Aitken Spence non-tourism sectors record highest ever pre-tax profit
View(s):The Aitken Spence Group recorded a loss before tax of Rs. 2.8 billion for the year ending March 31, 2021 with the tourism sector reporting a loss of Rs. 7.8 billion for the year during a turbulent period affected by the unprecedented COVID-19 pandemic.
However the group’s non-tourism sectors delivered the highest ever profit before tax of Rs. 5.01 billion compared to Rs. 4.2 billion last year and partially offset the impact of the group’s tourism portfolio which recorded its worst year ever due to the devastating impact of the pandemic, the company said in a media release.
The group’s non-tourism sectors overcame multiple challenges including business disruptions, health and safety risks faced by the staff and the overall slowing down of economic activity to record a growth in profit before tax of 55 percent in the fourth quarter and 18.9 percent in the financial year, compared to the corresponding periods in the previous year.

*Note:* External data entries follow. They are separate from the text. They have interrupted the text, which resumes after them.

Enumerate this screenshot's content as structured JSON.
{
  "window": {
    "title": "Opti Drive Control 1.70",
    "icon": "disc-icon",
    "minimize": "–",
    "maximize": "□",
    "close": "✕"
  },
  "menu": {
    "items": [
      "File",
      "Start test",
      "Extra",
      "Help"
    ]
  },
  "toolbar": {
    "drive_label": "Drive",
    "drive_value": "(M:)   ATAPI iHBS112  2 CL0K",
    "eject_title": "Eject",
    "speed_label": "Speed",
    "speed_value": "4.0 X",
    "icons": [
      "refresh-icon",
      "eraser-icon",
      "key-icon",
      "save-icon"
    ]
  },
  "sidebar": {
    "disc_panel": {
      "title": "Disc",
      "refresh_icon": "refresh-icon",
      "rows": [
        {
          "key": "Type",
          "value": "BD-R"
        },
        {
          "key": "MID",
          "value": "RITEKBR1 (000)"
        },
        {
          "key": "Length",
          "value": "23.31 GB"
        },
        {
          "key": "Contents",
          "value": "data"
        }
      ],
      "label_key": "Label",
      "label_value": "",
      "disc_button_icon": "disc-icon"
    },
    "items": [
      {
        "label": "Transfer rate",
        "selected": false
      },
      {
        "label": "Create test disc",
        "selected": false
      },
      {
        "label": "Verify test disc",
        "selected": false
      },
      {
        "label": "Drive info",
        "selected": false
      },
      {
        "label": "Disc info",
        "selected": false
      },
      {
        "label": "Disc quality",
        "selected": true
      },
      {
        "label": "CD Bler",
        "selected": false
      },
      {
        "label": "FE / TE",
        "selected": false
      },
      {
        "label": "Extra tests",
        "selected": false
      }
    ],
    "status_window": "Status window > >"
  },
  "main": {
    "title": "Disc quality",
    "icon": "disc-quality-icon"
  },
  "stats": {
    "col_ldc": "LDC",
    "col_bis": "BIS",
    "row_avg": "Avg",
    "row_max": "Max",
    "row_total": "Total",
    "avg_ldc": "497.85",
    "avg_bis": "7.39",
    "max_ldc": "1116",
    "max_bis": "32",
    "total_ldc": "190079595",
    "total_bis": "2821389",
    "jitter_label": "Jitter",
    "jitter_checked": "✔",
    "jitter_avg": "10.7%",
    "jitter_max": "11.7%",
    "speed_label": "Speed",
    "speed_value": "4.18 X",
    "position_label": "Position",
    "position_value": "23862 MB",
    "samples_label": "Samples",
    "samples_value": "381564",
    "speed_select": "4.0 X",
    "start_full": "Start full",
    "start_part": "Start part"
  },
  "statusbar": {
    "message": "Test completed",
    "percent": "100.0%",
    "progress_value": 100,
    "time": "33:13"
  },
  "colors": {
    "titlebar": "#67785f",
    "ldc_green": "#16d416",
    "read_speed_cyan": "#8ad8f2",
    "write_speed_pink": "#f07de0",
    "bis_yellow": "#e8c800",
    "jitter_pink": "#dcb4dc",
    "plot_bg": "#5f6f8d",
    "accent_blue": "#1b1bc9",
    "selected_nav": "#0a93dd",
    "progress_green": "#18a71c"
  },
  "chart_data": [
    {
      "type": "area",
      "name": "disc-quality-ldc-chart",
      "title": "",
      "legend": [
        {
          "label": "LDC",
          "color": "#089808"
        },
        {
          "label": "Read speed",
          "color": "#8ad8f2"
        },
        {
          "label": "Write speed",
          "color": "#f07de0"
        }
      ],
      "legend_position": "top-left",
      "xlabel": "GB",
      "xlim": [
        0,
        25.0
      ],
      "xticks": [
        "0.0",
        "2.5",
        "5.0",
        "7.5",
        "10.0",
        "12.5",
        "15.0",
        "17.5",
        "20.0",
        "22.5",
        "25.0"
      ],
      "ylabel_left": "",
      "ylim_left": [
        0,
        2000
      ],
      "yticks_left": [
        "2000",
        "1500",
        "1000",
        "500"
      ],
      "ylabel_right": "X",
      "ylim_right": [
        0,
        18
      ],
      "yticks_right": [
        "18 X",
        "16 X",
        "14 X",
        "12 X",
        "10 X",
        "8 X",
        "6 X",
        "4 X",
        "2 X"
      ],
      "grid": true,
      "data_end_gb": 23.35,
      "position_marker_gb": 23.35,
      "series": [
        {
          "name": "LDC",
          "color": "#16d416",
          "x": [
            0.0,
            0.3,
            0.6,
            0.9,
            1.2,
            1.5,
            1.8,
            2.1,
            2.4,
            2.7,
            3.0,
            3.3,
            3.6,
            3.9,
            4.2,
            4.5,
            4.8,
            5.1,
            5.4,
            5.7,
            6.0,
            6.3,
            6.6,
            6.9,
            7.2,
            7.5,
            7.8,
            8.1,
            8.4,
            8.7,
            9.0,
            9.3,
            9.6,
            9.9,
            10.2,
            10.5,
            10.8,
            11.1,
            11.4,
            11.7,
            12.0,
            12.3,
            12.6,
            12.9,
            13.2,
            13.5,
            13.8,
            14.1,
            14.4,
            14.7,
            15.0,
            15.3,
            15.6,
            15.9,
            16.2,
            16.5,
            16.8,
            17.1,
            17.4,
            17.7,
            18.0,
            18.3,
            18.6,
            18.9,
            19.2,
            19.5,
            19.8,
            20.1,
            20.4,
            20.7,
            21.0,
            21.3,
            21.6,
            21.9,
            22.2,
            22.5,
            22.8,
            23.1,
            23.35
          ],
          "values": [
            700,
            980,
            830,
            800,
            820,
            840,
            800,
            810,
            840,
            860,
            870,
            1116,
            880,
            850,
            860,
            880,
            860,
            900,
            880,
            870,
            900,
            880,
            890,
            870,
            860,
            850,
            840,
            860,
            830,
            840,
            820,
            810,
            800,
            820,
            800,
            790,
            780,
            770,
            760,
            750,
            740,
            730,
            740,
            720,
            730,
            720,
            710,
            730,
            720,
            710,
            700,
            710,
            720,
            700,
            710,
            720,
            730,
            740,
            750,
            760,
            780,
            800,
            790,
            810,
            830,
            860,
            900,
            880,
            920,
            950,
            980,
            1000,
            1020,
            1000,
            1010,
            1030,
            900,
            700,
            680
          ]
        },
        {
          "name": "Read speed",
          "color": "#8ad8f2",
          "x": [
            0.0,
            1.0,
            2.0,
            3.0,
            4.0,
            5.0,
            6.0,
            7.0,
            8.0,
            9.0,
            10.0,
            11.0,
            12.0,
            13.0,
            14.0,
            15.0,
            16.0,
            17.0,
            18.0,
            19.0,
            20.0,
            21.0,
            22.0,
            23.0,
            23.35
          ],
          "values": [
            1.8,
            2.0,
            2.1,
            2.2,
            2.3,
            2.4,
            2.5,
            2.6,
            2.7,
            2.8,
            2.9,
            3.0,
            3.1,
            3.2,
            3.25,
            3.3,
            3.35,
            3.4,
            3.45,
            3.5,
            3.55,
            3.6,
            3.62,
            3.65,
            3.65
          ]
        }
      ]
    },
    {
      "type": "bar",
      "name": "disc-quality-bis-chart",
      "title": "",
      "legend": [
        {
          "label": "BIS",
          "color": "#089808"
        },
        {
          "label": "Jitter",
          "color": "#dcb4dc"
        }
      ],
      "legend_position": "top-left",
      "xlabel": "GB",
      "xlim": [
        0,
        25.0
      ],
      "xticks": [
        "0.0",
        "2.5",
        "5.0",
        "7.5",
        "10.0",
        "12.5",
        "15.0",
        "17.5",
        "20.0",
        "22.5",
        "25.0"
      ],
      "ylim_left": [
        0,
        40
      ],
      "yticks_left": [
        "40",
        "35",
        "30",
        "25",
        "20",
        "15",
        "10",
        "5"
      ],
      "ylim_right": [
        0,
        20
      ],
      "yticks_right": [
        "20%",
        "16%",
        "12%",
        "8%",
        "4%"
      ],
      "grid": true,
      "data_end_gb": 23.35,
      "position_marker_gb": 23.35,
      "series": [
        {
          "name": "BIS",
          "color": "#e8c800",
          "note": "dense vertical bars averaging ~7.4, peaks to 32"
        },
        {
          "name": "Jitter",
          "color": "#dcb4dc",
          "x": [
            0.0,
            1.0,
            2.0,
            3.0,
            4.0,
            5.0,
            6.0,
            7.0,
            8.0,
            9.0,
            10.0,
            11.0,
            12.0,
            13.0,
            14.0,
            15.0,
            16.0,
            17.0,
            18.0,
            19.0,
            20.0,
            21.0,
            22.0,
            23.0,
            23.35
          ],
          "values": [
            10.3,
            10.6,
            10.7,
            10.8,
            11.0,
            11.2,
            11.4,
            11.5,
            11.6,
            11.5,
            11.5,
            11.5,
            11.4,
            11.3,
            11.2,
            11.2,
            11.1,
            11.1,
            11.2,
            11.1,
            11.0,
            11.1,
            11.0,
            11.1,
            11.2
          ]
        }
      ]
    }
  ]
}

The Maritime and Freight Logistics sector which has operations across five countries contributed 51.2 percent of the group’s non-tourism profit before tax by recording Rs. 2.6 billion which is a growth of 13.9 percent year-on- year. This is despite the overall decline in trade volumes during the year.
The Strategic Investments sector was the second highest contributor towards the group’s performance with a profit before tax of Rs. 2.1 billion, up by 23.3 percent year-on-year. The country’s first ever waste-to-energy power plant commenced in February 2021 with a healthy contribution during these months of operation.
“The Services sector performance was commendable recording a profit before tax of Rs. 392 million which is a growth of 31.8 percent year-on-year,” it said.
The group led the revival of the tourism sector in Sri Lanka and significantly contributed towards the recovery through facilitation of the first of the charter flights to Sri Lanka since the reopening of the airports on 21st January 2021, from unconventional markets such as Kazakhstan. The group accounted for over 35 percent of the total arrivals to Sri Lanka from the date of reopening of airports to the end of the financial year.
“During yet another challenging year, Aitken Spence has been reinventing its businesses and our priorities are focused on re-strategising our operations and business models while strengthening resilience. With this objective, the group embarked on a business and process transformation drive across all business segments,” said Dr. Parakrama Dissanayake, Deputy Chairman and Managing Director of Aitken Spence PLC.